Age-related macular degeneration (AMD) involves sub-retinal pigment epithelium (sub-RPE) lipid deposition in the early stage, with dysregulated lipid metabolism and impaired macroautophagy/autophagy implicated, yet the molecular mechanisms underlying their interaction remain unclear. In this study, transcriptomic analysis of human macular tissues identified FASN (fatty acid synthase), a regulator of lipid metabolism and lysosomal function, as a significantly upregulated key hub gene in early AMD. In apoe-/- mice fed a high-fat diet (HFD), retina-RPE-choroid complexes revealed elevated FASN alongside autophagy suppression, lysosomal dysfunction, and lipid accumulation.
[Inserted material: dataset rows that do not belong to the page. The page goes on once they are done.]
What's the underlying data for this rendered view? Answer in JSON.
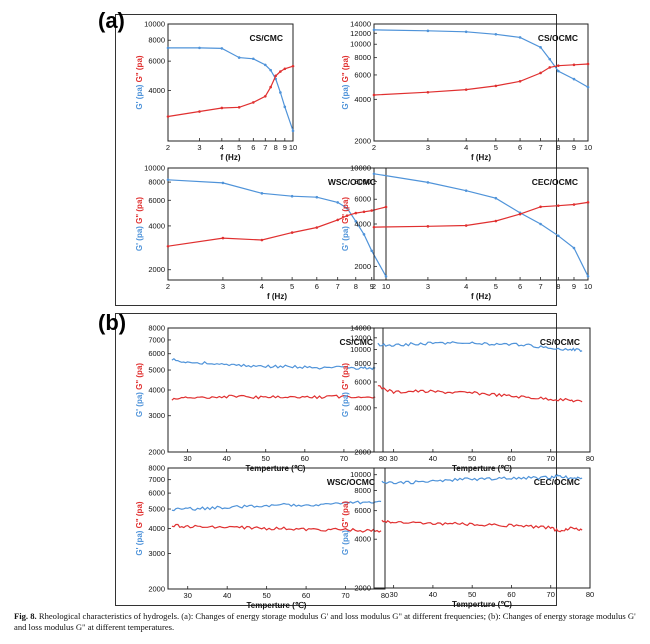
{
  "panels": [
    {
      "letter": "(a)"
    },
    {
      "letter": "(b)"
    }
  ],
  "caption": {
    "label": "Fig. 8.",
    "text": "Rheological characteristics of hydrogels. (a): Changes of energy storage modulus G' and loss modulus G\" at different frequencies; (b): Changes of energy storage modulus G' and loss modulus G\" at different temperatures."
  },
  "colors": {
    "storage": "#4f93d9",
    "loss": "#e03030"
  },
  "chart_data": [
    {
      "type": "line",
      "title": "CS/CMC",
      "xlabel": "f (Hz)",
      "ylabel_storage": "G' (pa)",
      "ylabel_loss": "G\" (pa)",
      "x_scale": "log",
      "y_scale": "log",
      "xlim": [
        2,
        10
      ],
      "ylim": [
        2000,
        10000
      ],
      "x_ticks": [
        "2",
        "3",
        "4",
        "5",
        "6",
        "7",
        "8",
        "9",
        "10"
      ],
      "y_ticks": [
        "4000",
        "6000",
        "8000",
        "10000"
      ],
      "series": [
        {
          "x": [
            2,
            3,
            4,
            5,
            6,
            7,
            7.5,
            8,
            8.5,
            9,
            10
          ],
          "values": [
            7200,
            7200,
            7150,
            6300,
            6200,
            5700,
            5300,
            4700,
            3900,
            3200,
            2300
          ]
        },
        {
          "x": [
            2,
            3,
            4,
            5,
            6,
            7,
            7.5,
            8,
            8.5,
            9,
            10
          ],
          "values": [
            2800,
            3000,
            3150,
            3180,
            3400,
            3700,
            4200,
            4900,
            5200,
            5400,
            5600
          ]
        }
      ]
    },
    {
      "type": "line",
      "title": "CS/OCMC",
      "xlabel": "f (Hz)",
      "ylabel_storage": "G' (pa)",
      "ylabel_loss": "G\" (pa)",
      "x_scale": "log",
      "y_scale": "log",
      "xlim": [
        2,
        10
      ],
      "ylim": [
        2000,
        14000
      ],
      "x_ticks": [
        "2",
        "3",
        "4",
        "5",
        "6",
        "7",
        "8",
        "9",
        "10"
      ],
      "y_ticks": [
        "2000",
        "4000",
        "6000",
        "8000",
        "10000",
        "12000",
        "14000"
      ],
      "series": [
        {
          "x": [
            2,
            3,
            4,
            5,
            6,
            7,
            7.5,
            8,
            9,
            10
          ],
          "values": [
            12700,
            12500,
            12300,
            11800,
            11200,
            9500,
            7800,
            6400,
            5600,
            4900
          ]
        },
        {
          "x": [
            2,
            3,
            4,
            5,
            6,
            7,
            7.5,
            8,
            9,
            10
          ],
          "values": [
            4300,
            4500,
            4700,
            5000,
            5400,
            6200,
            6800,
            7000,
            7100,
            7200
          ]
        }
      ]
    },
    {
      "type": "line",
      "title": "WSC/OCMC",
      "xlabel": "f (Hz)",
      "ylabel_storage": "G' (pa)",
      "ylabel_loss": "G\" (pa)",
      "x_scale": "log",
      "y_scale": "log",
      "xlim": [
        2,
        10
      ],
      "ylim": [
        1700,
        10000
      ],
      "x_ticks": [
        "2",
        "3",
        "4",
        "5",
        "6",
        "7",
        "8",
        "9",
        "10"
      ],
      "y_ticks": [
        "2000",
        "4000",
        "6000",
        "8000",
        "10000"
      ],
      "series": [
        {
          "x": [
            2,
            3,
            4,
            5,
            6,
            7,
            7.5,
            8,
            8.5,
            9,
            10
          ],
          "values": [
            8300,
            7900,
            6700,
            6400,
            6300,
            5800,
            5300,
            4300,
            3500,
            2700,
            1800
          ]
        },
        {
          "x": [
            2,
            3,
            4,
            5,
            6,
            7,
            7.5,
            8,
            8.5,
            9,
            10
          ],
          "values": [
            2900,
            3300,
            3200,
            3600,
            3900,
            4400,
            4700,
            4900,
            5000,
            5100,
            5400
          ]
        }
      ]
    },
    {
      "type": "line",
      "title": "CEC/OCMC",
      "xlabel": "f (Hz)",
      "ylabel_storage": "G' (pa)",
      "ylabel_loss": "G\" (pa)",
      "x_scale": "log",
      "y_scale": "log",
      "xlim": [
        2,
        10
      ],
      "ylim": [
        1600,
        10000
      ],
      "x_ticks": [
        "2",
        "3",
        "4",
        "5",
        "6",
        "7",
        "8",
        "9",
        "10"
      ],
      "y_ticks": [
        "2000",
        "4000",
        "6000",
        "8000",
        "10000"
      ],
      "series": [
        {
          "x": [
            2,
            3,
            4,
            5,
            6,
            7,
            8,
            9,
            10
          ],
          "values": [
            9100,
            7900,
            6900,
            6100,
            4800,
            4000,
            3300,
            2700,
            1700
          ]
        },
        {
          "x": [
            2,
            3,
            4,
            5,
            6,
            7,
            8,
            9,
            10
          ],
          "values": [
            3800,
            3850,
            3900,
            4200,
            4700,
            5300,
            5400,
            5500,
            5700
          ]
        }
      ]
    },
    {
      "type": "line",
      "title": "CS/CMC",
      "xlabel": "Temperture (℃)",
      "ylabel_storage": "G' (pa)",
      "ylabel_loss": "G\" (pa)",
      "x_scale": "linear",
      "y_scale": "log",
      "xlim": [
        25,
        80
      ],
      "ylim": [
        2000,
        8000
      ],
      "x_ticks": [
        "30",
        "40",
        "50",
        "60",
        "70",
        "80"
      ],
      "y_ticks": [
        "2000",
        "3000",
        "4000",
        "5000",
        "6000",
        "7000",
        "8000"
      ],
      "series": [
        {
          "x": [
            26,
            30,
            35,
            40,
            45,
            50,
            55,
            60,
            65,
            70,
            75,
            78
          ],
          "values": [
            5600,
            5450,
            5400,
            5300,
            5250,
            5200,
            5200,
            5150,
            5100,
            5150,
            5100,
            5100
          ]
        },
        {
          "x": [
            26,
            30,
            35,
            40,
            45,
            50,
            55,
            60,
            65,
            70,
            75,
            78
          ],
          "values": [
            3600,
            3650,
            3700,
            3720,
            3700,
            3680,
            3700,
            3680,
            3700,
            3720,
            3700,
            3700
          ]
        }
      ]
    },
    {
      "type": "line",
      "title": "CS/OCMC",
      "xlabel": "Temperture (℃)",
      "ylabel_storage": "G' (pa)",
      "ylabel_loss": "G\" (pa)",
      "x_scale": "linear",
      "y_scale": "log",
      "xlim": [
        25,
        80
      ],
      "ylim": [
        2000,
        14000
      ],
      "x_ticks": [
        "30",
        "40",
        "50",
        "60",
        "70",
        "80"
      ],
      "y_ticks": [
        "2000",
        "4000",
        "6000",
        "8000",
        "10000",
        "12000",
        "14000"
      ],
      "series": [
        {
          "x": [
            26,
            30,
            35,
            40,
            45,
            50,
            55,
            60,
            65,
            70,
            75,
            78
          ],
          "values": [
            10800,
            10700,
            10900,
            11000,
            11100,
            11000,
            10900,
            10800,
            10600,
            10300,
            10000,
            9800
          ]
        },
        {
          "x": [
            26,
            30,
            35,
            40,
            45,
            50,
            55,
            60,
            65,
            70,
            75,
            78
          ],
          "values": [
            5600,
            5100,
            5200,
            5150,
            5100,
            5050,
            4950,
            4800,
            4700,
            4600,
            4500,
            4400
          ]
        }
      ]
    },
    {
      "type": "line",
      "title": "WSC/OCMC",
      "xlabel": "Temperture (℃)",
      "ylabel_storage": "G' (pa)",
      "ylabel_loss": "G\" (pa)",
      "x_scale": "linear",
      "y_scale": "log",
      "xlim": [
        25,
        80
      ],
      "ylim": [
        2000,
        8000
      ],
      "x_ticks": [
        "30",
        "40",
        "50",
        "60",
        "70",
        "80"
      ],
      "y_ticks": [
        "2000",
        "3000",
        "4000",
        "5000",
        "6000",
        "7000",
        "8000"
      ],
      "series": [
        {
          "x": [
            26,
            30,
            35,
            40,
            45,
            50,
            55,
            60,
            65,
            70,
            75,
            79
          ],
          "values": [
            4950,
            5000,
            5050,
            5100,
            5150,
            5200,
            5250,
            5250,
            5300,
            5350,
            5400,
            5450
          ]
        },
        {
          "x": [
            26,
            30,
            35,
            40,
            45,
            50,
            55,
            60,
            65,
            70,
            75,
            79
          ],
          "values": [
            4150,
            4100,
            4050,
            4050,
            4050,
            4000,
            4000,
            3950,
            3950,
            3950,
            3900,
            3900
          ]
        }
      ]
    },
    {
      "type": "line",
      "title": "CEC/OCMC",
      "xlabel": "Temperture (℃)",
      "ylabel_storage": "G' (pa)",
      "ylabel_loss": "G\" (pa)",
      "x_scale": "linear",
      "y_scale": "log",
      "xlim": [
        25,
        80
      ],
      "ylim": [
        2000,
        11000
      ],
      "x_ticks": [
        "30",
        "40",
        "50",
        "60",
        "70",
        "80"
      ],
      "y_ticks": [
        "2000",
        "4000",
        "6000",
        "8000",
        "10000"
      ],
      "series": [
        {
          "x": [
            27,
            30,
            35,
            40,
            45,
            50,
            55,
            60,
            65,
            70,
            72,
            75,
            78
          ],
          "values": [
            9000,
            8900,
            9000,
            9100,
            9300,
            9400,
            9450,
            9500,
            9550,
            9600,
            9800,
            9600,
            9550
          ]
        },
        {
          "x": [
            27,
            30,
            35,
            40,
            45,
            50,
            55,
            60,
            65,
            70,
            72,
            75,
            78
          ],
          "values": [
            5200,
            5100,
            5050,
            5000,
            5000,
            4950,
            4900,
            4850,
            4800,
            4700,
            4500,
            4650,
            4550
          ]
        }
      ]
    }
  ]
}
In vitro, FASN protein levels increased in RPE cells treated with the autophagy inhibitor 3-methyladenine (3-MA), but decreased with the autophagy activator rapamycin (RAPA), without transcriptional changes; lysosomal blockade with chloroquine (CQ) induced FASN accumulation, which was significantly delayed following autophagy inhibition. These findings indicate that FASN accumulation results from insufficient autophagic degradation. Conversely, FASN knockdown or pharmacological inhibition enhanced autophagic flux and promoted lysosomal lipid clearance in RPE cells. Mechanistically, FASN inhibition increased AMPK phosphorylation and decreased MTOR activity, thereby facilitating autophagy and lipophagy. Collectively, our findings reveal a self-amplifying pathological circuit in early AMD: autophagy impairment drives FASN accumulation, which in turn exacerbates lysosomal dysfunction and lipid accumulation. Targeting the FASN-AMPK-MTOR axis may offer a promising therapeutic strategy for early AMD.